RE:RE:RE:RE:RE:RE:RE:RE:RE:RE:RE:RE:RE:Manipulations or NOT ? touareg
I think that your approach regarding the juniors is fairly sound.
As I have mentioned before, I do very little trading of my junior miners.
Juniors tend to move on company specific issues, such as drill results.
Producers provide instant gratification and will rally based on the POG.
I think it is prudent for those who want to fully participate in the gold bull, to have both in their portfolios.
I am long about 50% juniors and 50% producers.
The producers are usually liquid and lend themselves to controlling risk via stop loss orders to scale out of adversity.
Many juniors are very thinly traded and don't lend themselves to that strategy.
However, there is an ETF called GDXJ which represents an index of juniors and can be used to hedge risk.
GDXJ is very liquid and has 62 stocks held within and some of them are terrible.
However, it provides a liquid vehicle that can be shorted to hedge against long juniors that we hold in our personal portfolios.
To control risk in my juniors, I compute the aggregate capitalization of my juniors and short that total in the GDXJ.
I short when key chart support is broken in gold and/or the GDXJ and usually scale into the short in 2 or 3 tranches.
I cover the short (scale out) when the gold and the GDXJ find chart support.
This way I can control risk, on the large number of juniors that I am long, in an easy way.
Regarding juniors, as we have both discovered, it is wise to have at least 10 or so because most will not be successful regardless of how great they look in the exploration and development stages.
Mining is about the worst and highest risk business in the world.
We never want to be long miners in a secular bear market.
Rick Rule, who has been a major player in this field for decades, points out that out of 10 promising juniors, 1 or 2 may end up as 10 baggers, 3 or 4 will go bust, and the rest will be mediocre.
So having a minimum number of juniors is important.
Here is another thing that Rule discovered.
At the cyclical peak in gold in 2011, he sold some of his juniors to lighten up.
But, he kept complete positions of some of his best ones, because he figured that they would do well, even in a down cycle.

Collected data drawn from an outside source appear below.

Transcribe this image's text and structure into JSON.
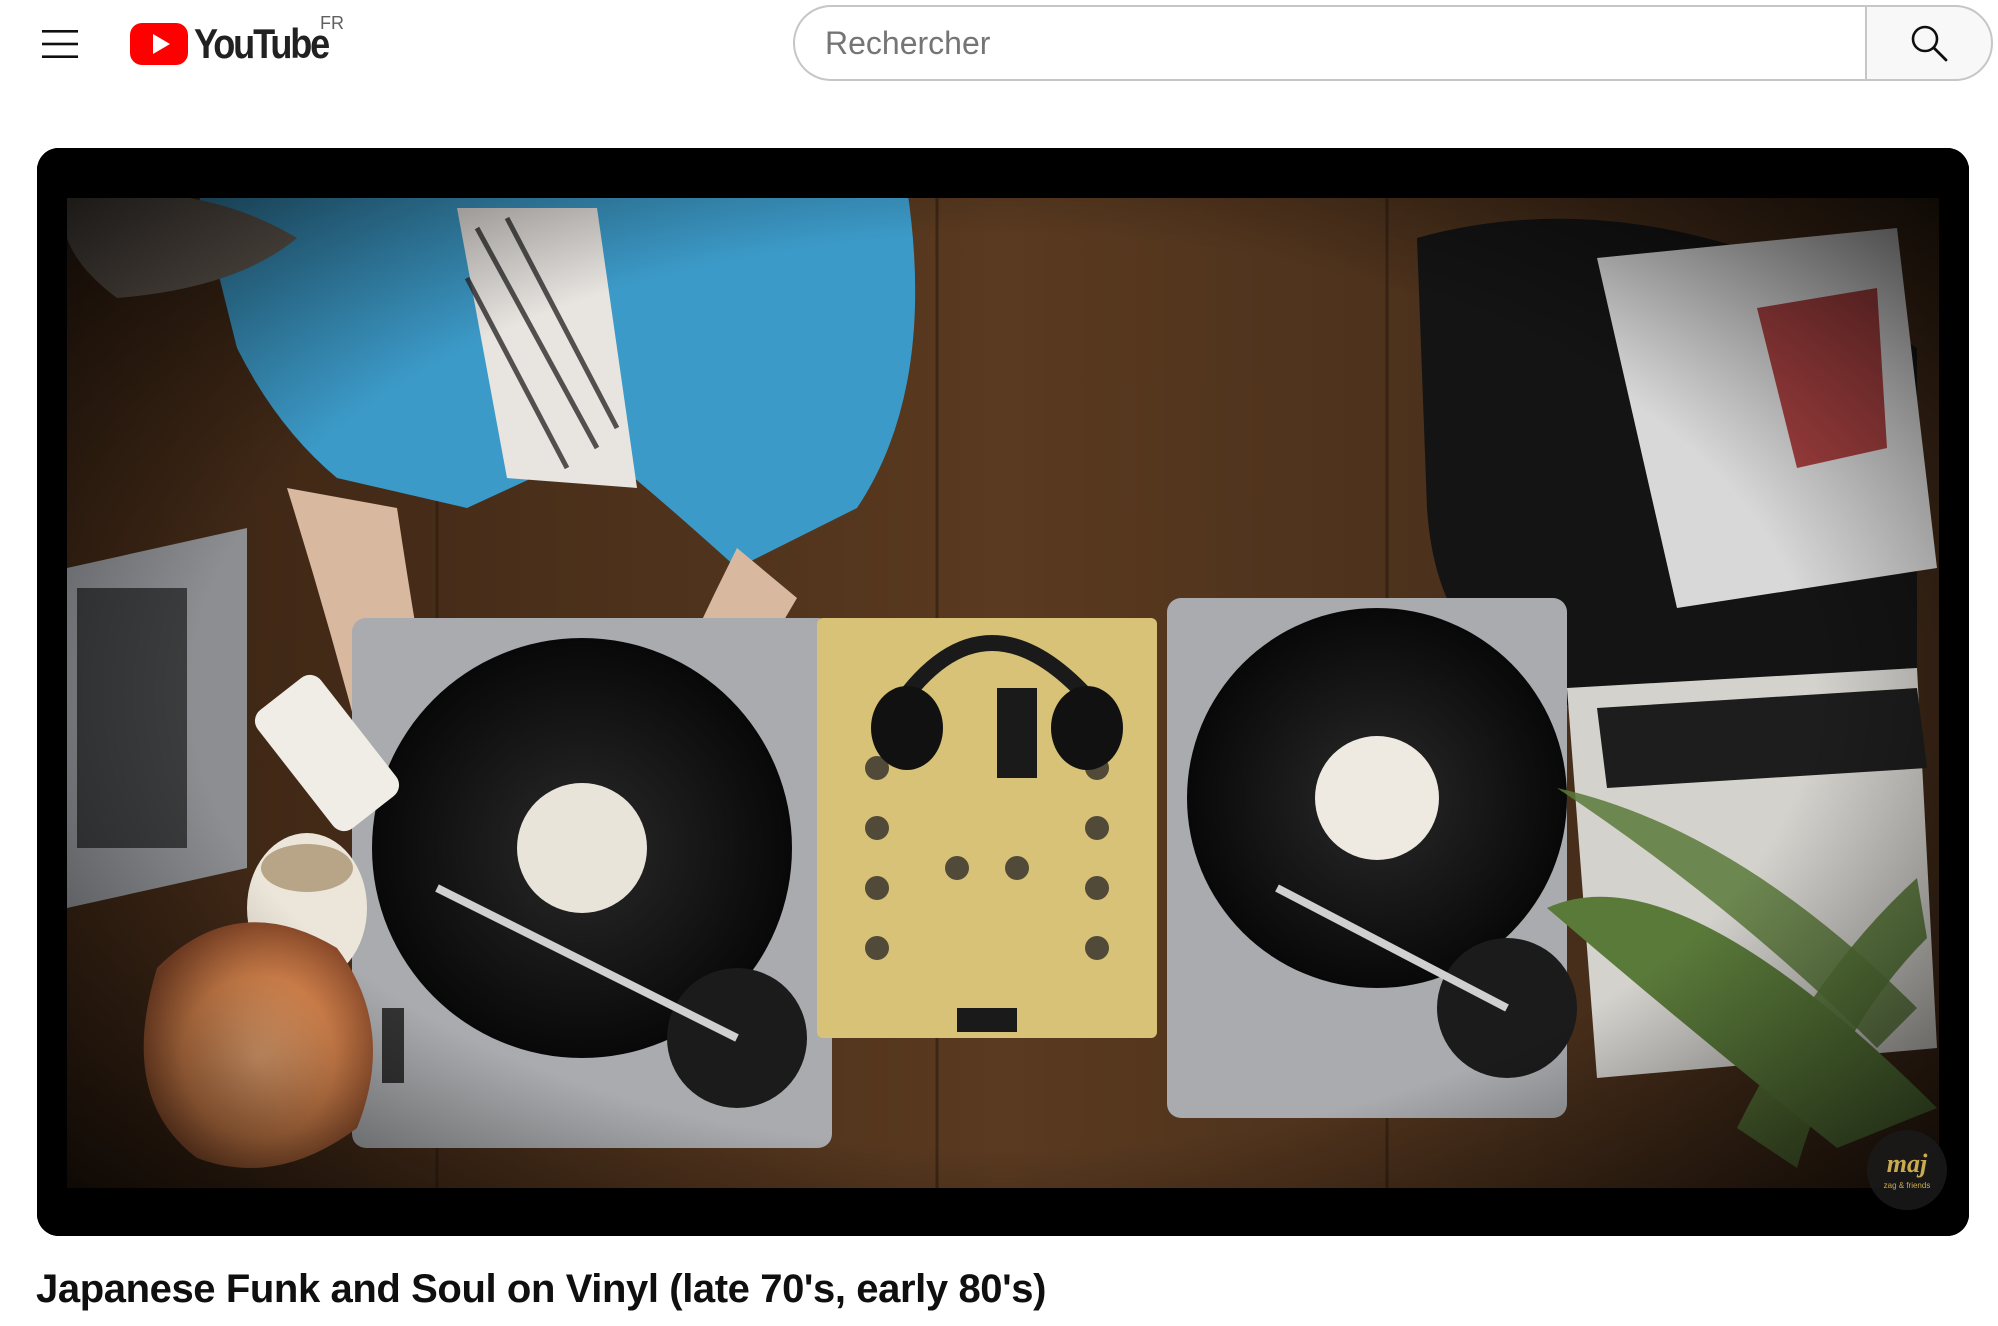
{
  "masthead": {
    "logo_text": "YouTube",
    "country_code": "FR",
    "search": {
      "placeholder": "Rechercher",
      "value": ""
    },
    "icons": {
      "menu": "hamburger-menu-icon",
      "logo": "youtube-play-icon",
      "search": "search-icon"
    }
  },
  "player": {
    "watermark_text": "maj",
    "watermark_subtext": "zag & friends"
  },
  "video": {
    "title": "Japanese Funk and Soul on Vinyl (late 70's, early 80's)"
  },
  "colors": {
    "brand_red": "#FF0000",
    "text_primary": "#0F0F0F",
    "search_border": "#C6C6C6",
    "search_button_bg": "#F8F8F8"
  }
}
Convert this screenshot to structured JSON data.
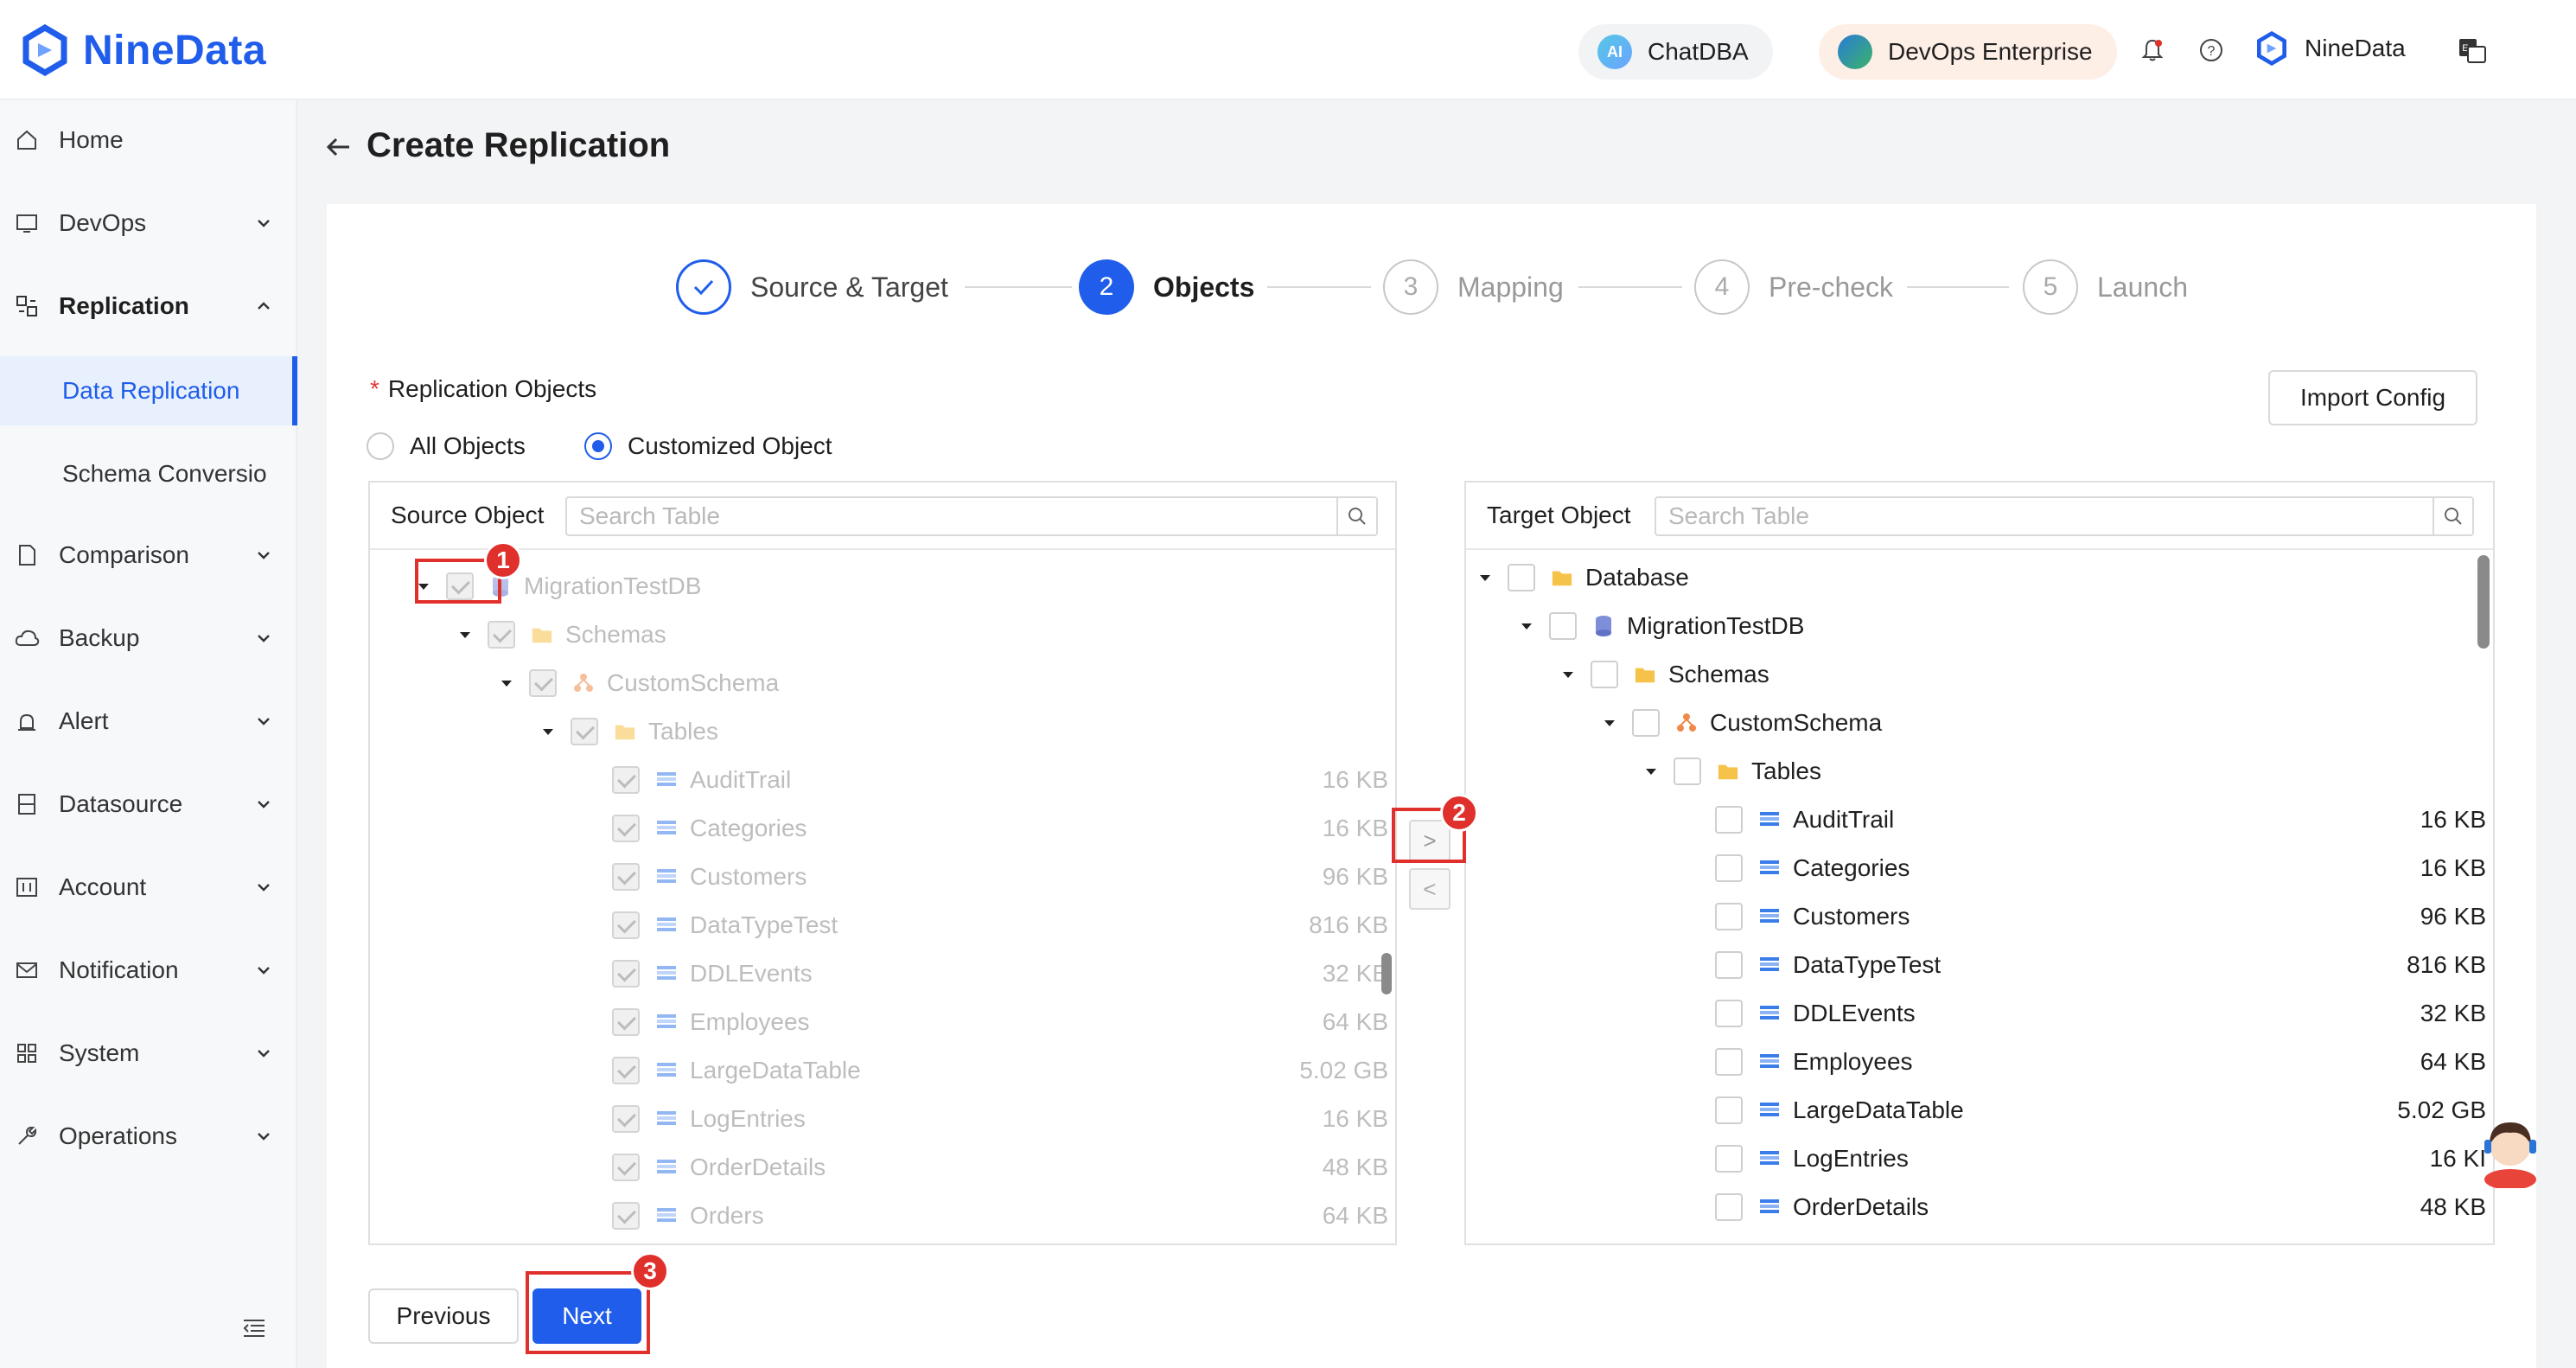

He discovered that his most promising juniors were crushed along with the mediocre ones.
What happens is that when a sector is out of favor, just about every member of that sector will be sold in a down cycle, the good and the bad.
We may have 5 years or more left in the secular gold bull.
And we may have one or two cyclical bears to survive along the way.
A modest amount of trading can help sidestep some of the declines and enhance overall performance.
Even legendary goldbug Harry Schultz recommends trading mining stocks, rather than buy and hold, even in a secular bull.
And, when the final peak is reached, no one is going to ring a bell and tell us “game over”.
It is never too early to start thinking about the end game
We are going to have to make a judgment, at some point, to cash in our chips in the miners, even if we keep sizable positions in gold bullion and move to cash.
We will need to learn how to identify overextended, overvalued markets in gold and silver.
We don't want to be like the folks back in 1980 who didn't sell into the parabolic price spikes in gold and silver and regretted it in the following months and years.